Abstract from this year's lecture

Music is a world parallel to the real world. This does not mean that it is unrelated or indifferent to the real world, but that the affects, sensations, emotions and thoughts that it arouses are provoked by forms that are inherent to it.

Igor Stravinsky proclaimed that music was powerless to express anything. I'm convinced that's not true. But I'm just as convinced that the reaction it provokes in us is not so much a question of what it is likely to evoke in us as of what intrinsically constitutes it. It's hard for me to say in a single sentence what music expresses, but I do know that what it conveys can be expressed in no other way: not by the visual arts, not by film or video, not by dance, not by computers, not by mathematics, not by philosophy, poetry, the novel, theater, nor by the sciences.
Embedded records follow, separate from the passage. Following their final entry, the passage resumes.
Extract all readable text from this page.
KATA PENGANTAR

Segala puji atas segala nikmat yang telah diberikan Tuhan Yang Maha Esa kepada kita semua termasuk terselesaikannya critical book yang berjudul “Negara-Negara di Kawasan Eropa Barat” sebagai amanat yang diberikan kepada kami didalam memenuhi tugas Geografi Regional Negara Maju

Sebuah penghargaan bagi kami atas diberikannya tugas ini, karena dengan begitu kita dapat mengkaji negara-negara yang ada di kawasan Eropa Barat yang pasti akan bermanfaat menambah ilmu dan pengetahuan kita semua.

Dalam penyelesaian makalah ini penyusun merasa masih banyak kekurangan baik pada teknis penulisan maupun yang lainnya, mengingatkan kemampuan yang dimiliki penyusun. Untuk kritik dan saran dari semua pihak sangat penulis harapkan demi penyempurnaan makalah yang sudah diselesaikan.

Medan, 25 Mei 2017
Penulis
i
Music is made up of vibrations that, in turn, vibrate us, giving us sensations and emotions, provoking reflection and leaving imprints in our memory of the passage of time. These vibrations touch our senses in a way that no other art form can. This is no doubt why so many people have a purely sensitive or affective relationship with music. It is common for us to associate affects and emotions with listening to music, but these belong to highly personal and subjective registers, and there is no deep connection between them and the nature of these vibrations. The latter are the support for our emotions, but not their essence.